Mukilteo Citizens for Simple Gov’t v. City of Mukilteo
The issue on appeal in this case involved a preelection challenge by Mukilteo Citizens for Simple Government to an initiative measure (Proposition 1) which repealed an ordinance governing the use of automated traffic safety cameras in the city of Mukilteo. The trial court declined to grant an injunction, and Proposition 1 was placed on the November 2, 2010 Snohomish County general election ballot. Upon review, the Supreme Court held that because the legislature expressly granted authority to the governing body of the city of Mukilteo to enact ordinances on the use of automated traffic safety cameras, the subject matter of Proposition 1 was not within the initiative power. The Court reversed the trial court's order that denied the Citizens declaratory relief.
Stafne v.
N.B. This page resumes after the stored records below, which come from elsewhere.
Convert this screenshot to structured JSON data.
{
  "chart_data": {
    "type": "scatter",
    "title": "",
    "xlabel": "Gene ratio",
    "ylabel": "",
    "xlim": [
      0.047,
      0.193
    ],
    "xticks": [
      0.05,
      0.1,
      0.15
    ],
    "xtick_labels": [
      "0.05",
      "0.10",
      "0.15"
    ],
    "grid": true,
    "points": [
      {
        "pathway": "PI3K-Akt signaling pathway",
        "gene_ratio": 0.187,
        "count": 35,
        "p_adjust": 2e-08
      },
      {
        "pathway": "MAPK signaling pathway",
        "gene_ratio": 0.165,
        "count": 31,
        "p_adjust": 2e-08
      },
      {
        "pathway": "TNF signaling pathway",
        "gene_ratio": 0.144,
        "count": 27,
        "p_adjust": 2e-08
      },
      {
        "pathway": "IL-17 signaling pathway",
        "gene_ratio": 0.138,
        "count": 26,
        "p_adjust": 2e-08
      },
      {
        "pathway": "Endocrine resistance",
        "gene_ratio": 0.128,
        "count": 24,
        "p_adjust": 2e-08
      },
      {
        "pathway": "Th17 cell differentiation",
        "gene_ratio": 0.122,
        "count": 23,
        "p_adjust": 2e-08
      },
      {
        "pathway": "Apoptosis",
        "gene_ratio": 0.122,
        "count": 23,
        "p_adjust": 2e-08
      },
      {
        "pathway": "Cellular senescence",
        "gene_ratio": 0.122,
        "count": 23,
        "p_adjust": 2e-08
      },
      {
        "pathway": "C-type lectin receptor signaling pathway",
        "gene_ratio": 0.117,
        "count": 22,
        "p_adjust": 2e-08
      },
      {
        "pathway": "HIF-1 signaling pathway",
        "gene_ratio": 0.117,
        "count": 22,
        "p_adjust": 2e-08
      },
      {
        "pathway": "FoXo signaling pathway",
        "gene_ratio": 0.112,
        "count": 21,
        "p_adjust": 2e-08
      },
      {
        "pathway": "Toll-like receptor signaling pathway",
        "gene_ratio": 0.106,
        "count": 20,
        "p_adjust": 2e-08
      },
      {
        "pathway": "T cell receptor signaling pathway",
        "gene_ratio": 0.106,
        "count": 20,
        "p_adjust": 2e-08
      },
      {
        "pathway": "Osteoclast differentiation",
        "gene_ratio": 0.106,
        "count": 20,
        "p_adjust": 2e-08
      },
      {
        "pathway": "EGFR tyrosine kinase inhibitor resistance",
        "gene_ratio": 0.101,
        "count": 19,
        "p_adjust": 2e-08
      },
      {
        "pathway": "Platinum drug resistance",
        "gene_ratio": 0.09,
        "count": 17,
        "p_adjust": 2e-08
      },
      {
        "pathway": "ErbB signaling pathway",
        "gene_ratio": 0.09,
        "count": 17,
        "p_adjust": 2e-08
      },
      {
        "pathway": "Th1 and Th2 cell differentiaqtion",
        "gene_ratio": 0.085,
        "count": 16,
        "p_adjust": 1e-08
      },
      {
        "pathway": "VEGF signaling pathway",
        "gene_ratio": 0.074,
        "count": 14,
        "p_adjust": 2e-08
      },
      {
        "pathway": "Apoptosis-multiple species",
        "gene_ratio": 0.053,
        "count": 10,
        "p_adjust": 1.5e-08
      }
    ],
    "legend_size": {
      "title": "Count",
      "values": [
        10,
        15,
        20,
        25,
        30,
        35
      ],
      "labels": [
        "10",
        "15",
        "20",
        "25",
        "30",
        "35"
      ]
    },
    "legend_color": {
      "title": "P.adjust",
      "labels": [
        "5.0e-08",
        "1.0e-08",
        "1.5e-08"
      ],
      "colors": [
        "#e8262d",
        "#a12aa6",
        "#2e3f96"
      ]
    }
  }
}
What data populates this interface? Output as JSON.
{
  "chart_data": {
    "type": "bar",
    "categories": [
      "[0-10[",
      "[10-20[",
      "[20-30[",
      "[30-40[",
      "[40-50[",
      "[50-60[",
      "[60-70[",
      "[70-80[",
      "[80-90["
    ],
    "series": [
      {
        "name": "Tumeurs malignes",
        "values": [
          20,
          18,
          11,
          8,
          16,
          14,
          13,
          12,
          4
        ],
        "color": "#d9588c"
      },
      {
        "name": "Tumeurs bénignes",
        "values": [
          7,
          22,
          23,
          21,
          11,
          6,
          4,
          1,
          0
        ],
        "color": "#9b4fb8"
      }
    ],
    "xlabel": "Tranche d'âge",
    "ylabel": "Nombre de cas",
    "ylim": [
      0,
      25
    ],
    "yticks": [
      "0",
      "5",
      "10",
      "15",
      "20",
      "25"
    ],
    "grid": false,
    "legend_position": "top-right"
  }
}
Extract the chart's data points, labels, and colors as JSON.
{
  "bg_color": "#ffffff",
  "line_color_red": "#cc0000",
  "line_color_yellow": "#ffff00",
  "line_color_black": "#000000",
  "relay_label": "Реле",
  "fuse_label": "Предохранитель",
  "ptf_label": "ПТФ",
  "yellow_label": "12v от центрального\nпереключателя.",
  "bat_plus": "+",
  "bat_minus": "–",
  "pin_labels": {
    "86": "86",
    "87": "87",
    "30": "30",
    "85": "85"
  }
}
Snohomish County
The superior court granted Snohomish County's motion to dismiss Respondent-Cross Petitioner Scott Stafne's land use petition and complaint. The issue on appeal involved whether a landowner seeking review of a county's decision not to adopt a proposed comprehensive plan amendment must appeal to the growth management hearings board (growth board) before seeking a remedy in superior court. This case also centered on whether a party is entitled to a constitutional writ of certiorari or declaratory relief under the circumstances of this case. The Court of Appeals held that based on its conclusion that appeal to the growth board would be futile, the complaint was properly filed in superior court under the Land Use Petition Act (LUPA), chapter 36.70C of the Revised Code of Washington (RCW) but affirmed the dismissal on other grounds. Both parties were granted review. The Supreme Court affirmed the appellate court, but held that decisions related to amendment of comprehensive plans must be appealed to the growth board under the procedures provided for in the Growth Management Act (GMA), chapter 36.70A RCW, and failure to do so precludes superior court review. The Court also held that a constitutional writ and declaratory relief are unavailable under the circumstances of this case.